A lead item for the BBC on the early News today was the story that Britain was to experience a 'revolution' in how electricity is generated and stored. It is well known to the nation, and deeply embarrassing to the political class - especially Tories and LibDems who have been in power for the past seven years - that there is no viable energy policy in the UK. The government [of any party] is compelled by law to get rid of 'polluting' coal-fired power stations by 2025, unless they are converted to burning wood-chip that has to be imported at vast expense [and may be depleting forests in less-developed countries]. One attempt to address the resultant shortage of energy is the madcap scheme from the Osborne era, whereby the Hinckley point scheme is supposed to construct an unproven type of French reactor [with Chinese funding] for which British taxpayers and/or electricity users will be charged a ridiculous amount over and above the predicted world price for power for the next two generations. A massive amount of money has been spent on windmills, afloat, settled on the seabed and ashore; all of which have the intrinsic disadvantage that they don't work when there is no wind, and they may produce more power than is needed at other times. The firms who have constructed the majority of windmills have been promised a price for the resultant power that involves a heavy subsidy of the provider by the consumers.

British firms, including Rolls-Royce, have been providing the power units for nuclear submarines for half a century, and could offer land-based mini nuclear power plant virtually ad lib; but the politicians are scared on the anti-nuclear lobby. Also, the politicians are scared of the responsibility for guaranteeing the costs of the construction and insurance of the potential nuclear solution; especially in the light of the row about Hinckley Point.

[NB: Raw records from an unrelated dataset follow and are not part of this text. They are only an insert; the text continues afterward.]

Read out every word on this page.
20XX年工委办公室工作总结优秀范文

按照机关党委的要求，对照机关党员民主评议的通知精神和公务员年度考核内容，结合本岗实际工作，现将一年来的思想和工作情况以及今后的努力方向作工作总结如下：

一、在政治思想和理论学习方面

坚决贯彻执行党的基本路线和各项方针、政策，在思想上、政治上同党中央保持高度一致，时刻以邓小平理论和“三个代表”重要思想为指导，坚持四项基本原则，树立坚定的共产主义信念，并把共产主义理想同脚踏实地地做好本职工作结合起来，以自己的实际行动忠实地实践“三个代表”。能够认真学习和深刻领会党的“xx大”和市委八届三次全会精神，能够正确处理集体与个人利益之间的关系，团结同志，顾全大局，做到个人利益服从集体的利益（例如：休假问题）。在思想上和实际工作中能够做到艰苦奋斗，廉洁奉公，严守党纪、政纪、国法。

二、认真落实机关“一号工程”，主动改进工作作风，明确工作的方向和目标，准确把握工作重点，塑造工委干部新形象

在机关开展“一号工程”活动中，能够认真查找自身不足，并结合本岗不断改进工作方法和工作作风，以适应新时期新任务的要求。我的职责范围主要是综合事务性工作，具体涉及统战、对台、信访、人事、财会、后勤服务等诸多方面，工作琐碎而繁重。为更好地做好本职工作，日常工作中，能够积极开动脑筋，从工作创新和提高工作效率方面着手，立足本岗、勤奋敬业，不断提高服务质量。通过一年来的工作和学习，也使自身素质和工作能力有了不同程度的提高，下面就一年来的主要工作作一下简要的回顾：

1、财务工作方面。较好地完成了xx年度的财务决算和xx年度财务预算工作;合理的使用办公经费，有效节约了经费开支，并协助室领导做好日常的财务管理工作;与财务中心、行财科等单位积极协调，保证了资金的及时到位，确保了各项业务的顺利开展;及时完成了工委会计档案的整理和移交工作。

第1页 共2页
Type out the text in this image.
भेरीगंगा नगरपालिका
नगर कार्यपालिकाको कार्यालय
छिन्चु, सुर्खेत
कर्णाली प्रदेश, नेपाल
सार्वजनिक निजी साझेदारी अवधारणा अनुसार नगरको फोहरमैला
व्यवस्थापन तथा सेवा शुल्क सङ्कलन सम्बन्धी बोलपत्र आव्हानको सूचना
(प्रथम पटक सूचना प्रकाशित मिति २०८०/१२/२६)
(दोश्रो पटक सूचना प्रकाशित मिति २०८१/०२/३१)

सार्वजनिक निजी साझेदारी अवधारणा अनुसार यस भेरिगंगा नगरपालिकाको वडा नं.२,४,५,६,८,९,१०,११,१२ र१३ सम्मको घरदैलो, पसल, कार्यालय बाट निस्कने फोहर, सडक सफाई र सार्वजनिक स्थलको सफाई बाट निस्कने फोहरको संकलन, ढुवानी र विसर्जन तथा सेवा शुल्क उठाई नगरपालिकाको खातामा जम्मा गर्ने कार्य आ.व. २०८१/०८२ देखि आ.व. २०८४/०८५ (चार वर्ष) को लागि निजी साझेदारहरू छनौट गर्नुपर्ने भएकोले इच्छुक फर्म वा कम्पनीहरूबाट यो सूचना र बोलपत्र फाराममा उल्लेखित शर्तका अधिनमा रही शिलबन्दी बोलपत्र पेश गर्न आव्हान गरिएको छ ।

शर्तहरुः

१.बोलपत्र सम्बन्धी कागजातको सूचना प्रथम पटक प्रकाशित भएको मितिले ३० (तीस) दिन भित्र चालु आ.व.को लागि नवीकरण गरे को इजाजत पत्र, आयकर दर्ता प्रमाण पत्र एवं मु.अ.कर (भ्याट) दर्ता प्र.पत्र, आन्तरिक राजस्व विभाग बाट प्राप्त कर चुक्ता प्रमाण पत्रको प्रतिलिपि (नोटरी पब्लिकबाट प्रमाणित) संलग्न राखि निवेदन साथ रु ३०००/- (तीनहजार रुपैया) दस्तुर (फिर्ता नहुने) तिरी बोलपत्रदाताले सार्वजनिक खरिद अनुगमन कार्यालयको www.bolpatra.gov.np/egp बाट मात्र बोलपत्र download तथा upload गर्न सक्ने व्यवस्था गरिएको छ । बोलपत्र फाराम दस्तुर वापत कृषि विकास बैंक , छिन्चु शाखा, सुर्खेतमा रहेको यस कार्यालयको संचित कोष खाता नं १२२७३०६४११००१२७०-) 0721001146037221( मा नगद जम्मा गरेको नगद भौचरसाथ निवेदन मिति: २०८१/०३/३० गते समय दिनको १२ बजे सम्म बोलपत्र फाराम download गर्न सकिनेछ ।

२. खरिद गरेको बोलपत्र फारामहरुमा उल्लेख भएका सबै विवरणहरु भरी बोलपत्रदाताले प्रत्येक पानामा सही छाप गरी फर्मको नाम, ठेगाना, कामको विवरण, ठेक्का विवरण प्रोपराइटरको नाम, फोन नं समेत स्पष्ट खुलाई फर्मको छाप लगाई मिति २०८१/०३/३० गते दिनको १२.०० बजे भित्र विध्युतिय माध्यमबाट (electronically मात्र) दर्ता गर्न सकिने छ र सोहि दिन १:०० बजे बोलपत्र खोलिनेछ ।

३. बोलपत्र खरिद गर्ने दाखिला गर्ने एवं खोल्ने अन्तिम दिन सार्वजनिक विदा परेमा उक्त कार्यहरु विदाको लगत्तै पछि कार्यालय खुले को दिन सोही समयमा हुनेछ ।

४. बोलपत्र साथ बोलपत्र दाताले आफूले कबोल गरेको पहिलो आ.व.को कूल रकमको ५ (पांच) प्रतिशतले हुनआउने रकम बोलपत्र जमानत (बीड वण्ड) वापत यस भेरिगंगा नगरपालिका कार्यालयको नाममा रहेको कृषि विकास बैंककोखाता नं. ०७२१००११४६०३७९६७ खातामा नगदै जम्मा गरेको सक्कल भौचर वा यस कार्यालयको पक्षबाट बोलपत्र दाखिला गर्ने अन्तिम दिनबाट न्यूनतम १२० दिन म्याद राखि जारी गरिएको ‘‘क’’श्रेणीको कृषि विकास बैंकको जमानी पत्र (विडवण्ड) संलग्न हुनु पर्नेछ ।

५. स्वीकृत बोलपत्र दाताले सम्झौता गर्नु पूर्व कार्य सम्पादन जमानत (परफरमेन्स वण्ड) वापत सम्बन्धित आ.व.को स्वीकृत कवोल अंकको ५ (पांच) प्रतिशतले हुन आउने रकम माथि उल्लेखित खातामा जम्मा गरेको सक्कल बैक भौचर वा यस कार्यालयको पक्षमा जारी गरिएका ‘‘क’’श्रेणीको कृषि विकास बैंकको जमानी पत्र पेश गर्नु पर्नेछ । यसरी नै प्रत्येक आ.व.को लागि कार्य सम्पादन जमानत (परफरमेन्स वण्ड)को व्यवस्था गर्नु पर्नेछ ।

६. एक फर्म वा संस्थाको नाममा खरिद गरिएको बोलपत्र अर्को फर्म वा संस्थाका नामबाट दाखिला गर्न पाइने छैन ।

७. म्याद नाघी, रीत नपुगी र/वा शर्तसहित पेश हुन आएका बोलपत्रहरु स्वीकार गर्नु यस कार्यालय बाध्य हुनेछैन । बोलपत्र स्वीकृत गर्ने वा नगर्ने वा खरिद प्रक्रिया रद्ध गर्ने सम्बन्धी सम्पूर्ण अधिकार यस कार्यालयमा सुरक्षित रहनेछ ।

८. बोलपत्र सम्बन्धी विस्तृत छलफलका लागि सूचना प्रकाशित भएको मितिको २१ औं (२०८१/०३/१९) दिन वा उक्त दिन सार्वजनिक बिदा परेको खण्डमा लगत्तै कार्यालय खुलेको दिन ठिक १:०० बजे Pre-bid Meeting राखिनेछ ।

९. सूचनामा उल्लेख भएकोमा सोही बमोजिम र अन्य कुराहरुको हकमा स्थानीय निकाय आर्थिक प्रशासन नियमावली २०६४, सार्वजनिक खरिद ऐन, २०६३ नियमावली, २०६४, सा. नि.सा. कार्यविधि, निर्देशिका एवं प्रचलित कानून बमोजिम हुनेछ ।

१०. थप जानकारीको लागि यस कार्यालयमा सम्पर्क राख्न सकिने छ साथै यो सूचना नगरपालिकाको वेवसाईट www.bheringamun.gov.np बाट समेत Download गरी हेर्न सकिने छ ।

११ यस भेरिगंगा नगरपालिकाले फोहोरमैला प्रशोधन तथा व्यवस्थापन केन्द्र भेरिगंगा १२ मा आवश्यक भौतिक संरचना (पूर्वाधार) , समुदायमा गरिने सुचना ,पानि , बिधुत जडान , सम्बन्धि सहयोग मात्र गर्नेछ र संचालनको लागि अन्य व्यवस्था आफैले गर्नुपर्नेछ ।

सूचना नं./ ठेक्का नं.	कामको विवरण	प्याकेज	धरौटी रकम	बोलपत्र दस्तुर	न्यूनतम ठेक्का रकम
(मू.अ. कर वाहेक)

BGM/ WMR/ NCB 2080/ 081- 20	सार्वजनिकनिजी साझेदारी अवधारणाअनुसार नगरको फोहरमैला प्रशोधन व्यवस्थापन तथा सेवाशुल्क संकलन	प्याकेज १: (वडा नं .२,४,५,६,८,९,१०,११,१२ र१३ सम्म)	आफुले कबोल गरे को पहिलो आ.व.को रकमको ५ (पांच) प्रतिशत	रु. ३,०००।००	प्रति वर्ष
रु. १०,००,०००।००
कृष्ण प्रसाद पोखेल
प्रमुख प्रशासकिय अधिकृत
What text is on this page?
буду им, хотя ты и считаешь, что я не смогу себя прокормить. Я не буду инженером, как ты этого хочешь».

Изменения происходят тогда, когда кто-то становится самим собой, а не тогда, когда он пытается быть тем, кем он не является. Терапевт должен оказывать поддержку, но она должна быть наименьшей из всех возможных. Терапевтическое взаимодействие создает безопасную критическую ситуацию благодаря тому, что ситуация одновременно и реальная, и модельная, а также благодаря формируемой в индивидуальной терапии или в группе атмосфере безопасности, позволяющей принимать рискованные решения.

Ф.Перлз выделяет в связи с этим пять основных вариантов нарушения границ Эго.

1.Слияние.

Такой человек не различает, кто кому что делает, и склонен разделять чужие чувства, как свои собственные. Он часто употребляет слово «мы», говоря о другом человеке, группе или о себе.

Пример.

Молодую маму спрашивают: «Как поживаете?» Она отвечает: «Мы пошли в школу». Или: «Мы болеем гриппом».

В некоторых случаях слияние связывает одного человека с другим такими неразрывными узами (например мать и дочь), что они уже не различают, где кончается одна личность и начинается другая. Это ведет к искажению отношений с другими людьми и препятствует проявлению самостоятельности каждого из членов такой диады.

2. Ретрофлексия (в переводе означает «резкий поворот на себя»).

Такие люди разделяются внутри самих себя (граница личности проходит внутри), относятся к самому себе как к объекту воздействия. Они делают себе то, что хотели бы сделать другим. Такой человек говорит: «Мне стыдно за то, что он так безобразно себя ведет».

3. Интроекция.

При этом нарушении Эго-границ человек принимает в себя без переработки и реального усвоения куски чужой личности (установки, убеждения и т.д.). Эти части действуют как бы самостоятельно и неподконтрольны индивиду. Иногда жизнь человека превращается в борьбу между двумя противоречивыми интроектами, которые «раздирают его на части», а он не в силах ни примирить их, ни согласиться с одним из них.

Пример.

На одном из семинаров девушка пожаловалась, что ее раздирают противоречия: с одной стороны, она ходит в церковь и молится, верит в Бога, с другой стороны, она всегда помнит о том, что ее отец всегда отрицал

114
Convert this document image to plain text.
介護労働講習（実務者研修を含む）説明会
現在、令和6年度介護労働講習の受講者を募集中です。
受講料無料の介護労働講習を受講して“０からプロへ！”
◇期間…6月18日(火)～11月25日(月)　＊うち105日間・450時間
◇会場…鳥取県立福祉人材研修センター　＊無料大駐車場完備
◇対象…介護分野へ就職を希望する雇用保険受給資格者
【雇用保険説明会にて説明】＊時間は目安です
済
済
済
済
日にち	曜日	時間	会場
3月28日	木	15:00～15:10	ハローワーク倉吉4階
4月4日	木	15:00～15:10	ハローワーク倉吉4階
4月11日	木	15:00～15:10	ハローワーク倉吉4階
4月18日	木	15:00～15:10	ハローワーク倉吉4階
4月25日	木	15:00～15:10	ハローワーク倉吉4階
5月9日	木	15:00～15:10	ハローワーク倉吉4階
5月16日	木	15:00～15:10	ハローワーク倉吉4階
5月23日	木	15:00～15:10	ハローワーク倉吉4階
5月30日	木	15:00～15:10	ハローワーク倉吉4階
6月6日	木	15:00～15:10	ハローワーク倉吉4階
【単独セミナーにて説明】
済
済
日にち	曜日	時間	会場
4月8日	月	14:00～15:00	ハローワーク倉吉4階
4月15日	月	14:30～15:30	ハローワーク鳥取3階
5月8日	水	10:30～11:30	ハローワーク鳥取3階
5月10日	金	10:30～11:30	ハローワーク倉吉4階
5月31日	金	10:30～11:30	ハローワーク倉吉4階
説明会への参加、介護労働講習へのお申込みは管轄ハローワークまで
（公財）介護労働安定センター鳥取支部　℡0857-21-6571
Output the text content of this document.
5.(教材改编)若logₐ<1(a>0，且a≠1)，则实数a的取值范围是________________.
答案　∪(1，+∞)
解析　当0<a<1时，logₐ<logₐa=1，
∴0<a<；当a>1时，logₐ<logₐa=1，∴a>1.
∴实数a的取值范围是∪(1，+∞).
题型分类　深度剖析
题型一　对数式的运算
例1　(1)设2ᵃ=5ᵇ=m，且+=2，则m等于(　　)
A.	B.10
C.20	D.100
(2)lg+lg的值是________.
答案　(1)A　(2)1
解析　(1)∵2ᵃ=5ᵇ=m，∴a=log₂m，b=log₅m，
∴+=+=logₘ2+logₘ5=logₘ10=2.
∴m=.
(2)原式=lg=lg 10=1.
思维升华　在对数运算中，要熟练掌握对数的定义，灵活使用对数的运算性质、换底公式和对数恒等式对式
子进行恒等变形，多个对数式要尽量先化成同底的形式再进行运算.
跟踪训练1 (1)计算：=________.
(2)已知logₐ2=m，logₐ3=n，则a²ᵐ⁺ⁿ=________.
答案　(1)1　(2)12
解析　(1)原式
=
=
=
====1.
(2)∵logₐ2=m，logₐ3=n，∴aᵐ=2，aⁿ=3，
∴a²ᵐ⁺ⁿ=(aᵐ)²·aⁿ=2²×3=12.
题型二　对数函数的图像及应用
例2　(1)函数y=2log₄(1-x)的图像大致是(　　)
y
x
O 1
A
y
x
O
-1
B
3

So they have spun the idea of diffused electricity supply, of individual owners of homes and small businesses installing solar panels and batteries. Solar panels are efficient and are becoming cost-effective, up to a point. But they only respond to the sun: so that they can make no direct contribution to the national grid in the dark. Householders can only sell power into the grid from their solar array when the grid wants it. Somebody in government has at long length realised that in the universities and in many firms high-quality brains have been working for years on improving battery technologies. In the USA Mr Musk has marketed his Tesla battery-powered cars very effectively, but worldwide motor manufacturers have been investing in battery powered engines and in battery technology. As a graduate of two universities I am battered with booklets boasting of their research achievements [and asking me for money] and it is clear that very significant steps have been taken over a long period, and that several of them are showing success. So the government has decided to present as a brilliant plan for the future a shabby little scheme to persuade the population themselves to buy and install panels and batteries from which the households can derive some of their electricity, and sell the surplus to the grid. The mass of the population would pay directly for this 'solution', with the stimulus of government-backed loans [probably provided by the commercial banks]; so that none of the cost would add to the statistics of direct government spending or borrowing.

If you believe that this is "the answer", you'll believe anything!